While these technologies are great and represent just the tip of the iceberg of amazing companies building out Web3 solutions for real-world problems, the truth is that none of them are likely to deliver us with Web3’s iPhone moment. These are all technologies that will enable great experiences, but they don’t own the interface or the device that will give us that great experience to make Web3 feel easy and intuitive.
I believe that moment will come from a crypto wallet brand.
After all, your wallet will be your identity (read more on this from my previous newsletter here). It will be your gateway across platforms ensuring consistency of experience and understanding. But today it’s a category that can be very intimidating.

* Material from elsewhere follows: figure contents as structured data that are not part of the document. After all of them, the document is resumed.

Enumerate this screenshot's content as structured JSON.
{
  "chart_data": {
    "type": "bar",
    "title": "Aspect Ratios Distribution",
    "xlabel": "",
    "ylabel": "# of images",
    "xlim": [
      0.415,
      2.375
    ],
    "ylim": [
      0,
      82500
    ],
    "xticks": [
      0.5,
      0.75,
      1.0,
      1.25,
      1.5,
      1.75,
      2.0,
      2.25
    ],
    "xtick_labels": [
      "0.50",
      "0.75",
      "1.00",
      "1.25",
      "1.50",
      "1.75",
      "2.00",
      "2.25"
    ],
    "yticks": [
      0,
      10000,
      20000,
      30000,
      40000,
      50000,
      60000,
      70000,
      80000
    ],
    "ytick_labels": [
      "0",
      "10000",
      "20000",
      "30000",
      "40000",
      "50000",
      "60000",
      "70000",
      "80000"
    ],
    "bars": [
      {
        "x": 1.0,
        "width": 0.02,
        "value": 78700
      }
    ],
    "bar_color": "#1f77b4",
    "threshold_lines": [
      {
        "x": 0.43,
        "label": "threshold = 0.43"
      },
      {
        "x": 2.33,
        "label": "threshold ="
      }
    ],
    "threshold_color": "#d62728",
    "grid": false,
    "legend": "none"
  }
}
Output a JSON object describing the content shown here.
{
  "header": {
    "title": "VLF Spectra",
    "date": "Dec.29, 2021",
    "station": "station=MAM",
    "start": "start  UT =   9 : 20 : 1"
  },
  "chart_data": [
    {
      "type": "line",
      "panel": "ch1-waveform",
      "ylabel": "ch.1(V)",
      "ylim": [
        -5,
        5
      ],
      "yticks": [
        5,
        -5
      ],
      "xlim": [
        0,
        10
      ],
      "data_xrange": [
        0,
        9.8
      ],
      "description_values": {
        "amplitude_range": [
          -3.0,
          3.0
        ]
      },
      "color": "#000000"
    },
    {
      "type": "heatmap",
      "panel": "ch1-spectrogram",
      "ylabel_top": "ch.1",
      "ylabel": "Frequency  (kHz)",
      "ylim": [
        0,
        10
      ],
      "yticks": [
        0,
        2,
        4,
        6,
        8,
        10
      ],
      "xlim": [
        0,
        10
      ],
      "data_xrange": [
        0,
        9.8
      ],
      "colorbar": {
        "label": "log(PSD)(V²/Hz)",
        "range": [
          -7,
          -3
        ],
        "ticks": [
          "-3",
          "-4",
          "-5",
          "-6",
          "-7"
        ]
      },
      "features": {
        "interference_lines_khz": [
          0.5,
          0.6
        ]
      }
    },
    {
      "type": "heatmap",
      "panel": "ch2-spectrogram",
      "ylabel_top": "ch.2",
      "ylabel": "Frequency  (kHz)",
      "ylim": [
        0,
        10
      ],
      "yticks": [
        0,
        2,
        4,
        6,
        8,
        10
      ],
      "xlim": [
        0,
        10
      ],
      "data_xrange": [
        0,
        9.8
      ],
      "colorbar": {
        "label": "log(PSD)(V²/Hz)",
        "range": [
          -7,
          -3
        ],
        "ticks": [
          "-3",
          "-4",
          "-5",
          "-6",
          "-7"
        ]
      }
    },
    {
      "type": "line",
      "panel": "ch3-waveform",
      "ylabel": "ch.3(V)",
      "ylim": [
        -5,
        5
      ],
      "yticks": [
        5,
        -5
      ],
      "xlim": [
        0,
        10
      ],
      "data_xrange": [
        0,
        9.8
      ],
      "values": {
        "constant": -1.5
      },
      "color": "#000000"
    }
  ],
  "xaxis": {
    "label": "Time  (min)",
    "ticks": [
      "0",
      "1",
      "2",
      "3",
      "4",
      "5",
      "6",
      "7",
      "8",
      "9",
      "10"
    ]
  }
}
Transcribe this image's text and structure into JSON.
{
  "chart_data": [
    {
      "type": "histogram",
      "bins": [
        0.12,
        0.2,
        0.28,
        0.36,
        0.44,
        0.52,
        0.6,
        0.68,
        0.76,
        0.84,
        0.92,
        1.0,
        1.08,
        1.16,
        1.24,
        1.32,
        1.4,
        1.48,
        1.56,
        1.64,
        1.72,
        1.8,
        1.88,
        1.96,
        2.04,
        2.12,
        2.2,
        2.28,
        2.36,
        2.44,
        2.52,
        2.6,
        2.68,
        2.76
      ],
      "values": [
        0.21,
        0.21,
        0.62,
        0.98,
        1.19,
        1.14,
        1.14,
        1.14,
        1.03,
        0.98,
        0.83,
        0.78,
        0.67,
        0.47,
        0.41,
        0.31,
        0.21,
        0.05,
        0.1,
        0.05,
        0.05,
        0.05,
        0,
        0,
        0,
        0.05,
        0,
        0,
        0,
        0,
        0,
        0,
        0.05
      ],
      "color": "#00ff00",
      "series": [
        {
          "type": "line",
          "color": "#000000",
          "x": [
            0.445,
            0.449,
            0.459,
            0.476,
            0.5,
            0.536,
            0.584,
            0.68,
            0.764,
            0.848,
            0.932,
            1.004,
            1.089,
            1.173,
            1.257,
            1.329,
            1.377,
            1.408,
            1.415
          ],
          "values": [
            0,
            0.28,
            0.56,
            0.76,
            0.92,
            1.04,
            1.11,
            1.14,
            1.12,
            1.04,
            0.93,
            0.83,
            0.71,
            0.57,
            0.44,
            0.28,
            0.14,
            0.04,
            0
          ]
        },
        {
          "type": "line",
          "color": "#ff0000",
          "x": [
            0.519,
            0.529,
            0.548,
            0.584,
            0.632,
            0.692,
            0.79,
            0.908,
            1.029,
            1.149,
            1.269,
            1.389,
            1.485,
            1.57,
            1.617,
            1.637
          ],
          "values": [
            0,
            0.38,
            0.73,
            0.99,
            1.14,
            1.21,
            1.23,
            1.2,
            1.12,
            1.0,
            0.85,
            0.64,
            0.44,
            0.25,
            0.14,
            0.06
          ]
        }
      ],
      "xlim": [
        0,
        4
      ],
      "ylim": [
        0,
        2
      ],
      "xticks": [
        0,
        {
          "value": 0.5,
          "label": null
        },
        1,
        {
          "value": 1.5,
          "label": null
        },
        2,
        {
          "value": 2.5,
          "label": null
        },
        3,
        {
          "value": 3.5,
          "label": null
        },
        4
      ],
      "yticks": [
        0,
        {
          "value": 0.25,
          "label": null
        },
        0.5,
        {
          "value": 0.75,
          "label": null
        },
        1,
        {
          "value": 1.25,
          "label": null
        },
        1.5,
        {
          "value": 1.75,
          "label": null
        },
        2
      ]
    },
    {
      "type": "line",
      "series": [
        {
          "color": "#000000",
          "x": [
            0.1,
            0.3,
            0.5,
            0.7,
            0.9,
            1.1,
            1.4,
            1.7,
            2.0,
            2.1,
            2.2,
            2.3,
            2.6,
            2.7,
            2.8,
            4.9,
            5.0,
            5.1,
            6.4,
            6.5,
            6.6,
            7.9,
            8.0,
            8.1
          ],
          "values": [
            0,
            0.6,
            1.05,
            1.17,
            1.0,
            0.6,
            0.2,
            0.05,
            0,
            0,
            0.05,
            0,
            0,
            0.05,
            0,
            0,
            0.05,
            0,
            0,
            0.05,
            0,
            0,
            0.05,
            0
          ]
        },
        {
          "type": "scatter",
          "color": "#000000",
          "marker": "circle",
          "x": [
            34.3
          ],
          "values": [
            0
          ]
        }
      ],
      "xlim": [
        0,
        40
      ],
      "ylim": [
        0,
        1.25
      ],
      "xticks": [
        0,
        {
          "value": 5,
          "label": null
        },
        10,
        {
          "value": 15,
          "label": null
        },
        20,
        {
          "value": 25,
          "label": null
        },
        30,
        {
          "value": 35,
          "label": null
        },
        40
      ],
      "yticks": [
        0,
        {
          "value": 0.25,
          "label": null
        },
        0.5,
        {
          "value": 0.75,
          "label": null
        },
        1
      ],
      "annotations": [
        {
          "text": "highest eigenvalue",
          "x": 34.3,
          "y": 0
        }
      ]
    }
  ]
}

There are hot wallets and cold wallets, custodial, non-custodial. Most people just want to know their identity, and their assets are stored in a safe place. They’ve always trusted their banks to keep things safe for them without actually needing to know the details of how their money is stored. So why should this have to be more difficult? Don’t get me wrong, I understand how difficult the technology challenge is, but consumers gravitate towards the easiest solution, so the challenges must be solved, education must be part of the process, and household name brands must continue to get closer to the space for the general consumer mindset to shift.
Today there are still only about 71 million ETH wallet addresses. MetaMask, the biggest wallet brand out there, have about 9 million Daily Active Users (DAU) and 30 million Monthly Active Users (MAU). This versus the billions of people using debit cards, credit cards, or even apple pay. Sadly, no Superbowl ad is going to bridge that divide. At least not yet.
If you want to hear more about Wallets listen to this excellent Podcast from Bankless.
Despite the small numbers today, Wallets are likely to become the true gateways to Web3 experiences as they manage the private keys to your identity and to your possessions allowing you to move between platforms/ecosystems seamlessly.
Think of the wallet as the browser that lets you open up and engage with any website. Or going even further back in time, imagine (or remember) that it used to be impossible to call people whose phone numbers belonged to different telephone companies. You could call only within your network/operator. Telephone exchanges made phone calls easy, the browser made the internet easy, and I believe wallets are what will make Web3 intuitive and easy.
While this product category is still in early development, the potential to unlock value across Web3 is astounding. The recently announced MetaMask + MyCrypto merger, along with the $18m investment into Rainbow Wallet are likely to usher in significant developments both functionally and in terms of UI / UX allowing for Web3 experiences to feel more natural, safe and to become truly intuitive.
Crypto wallets might not have had their Superbowl moment yet. And there is work to do before they offer Web3 its iPhone moment, but iPhone moment or not, one thing is certain: by continuing to advance the technology of Wallets, Cryptographic identity, and ZKP verification, we will increase people’s confidence in Metaverse and Web3 Experiences which will accelerate the adoption of the next generation of the internet while also increasing security, which in turn will make it harder for people like Ilya Lichtenstein and Heather Morgan to get away with a repeat of the Bitfinex hack.
Although maybe the world needs this kind of crazy. I am certainly looking forward to the Netflix special on these two.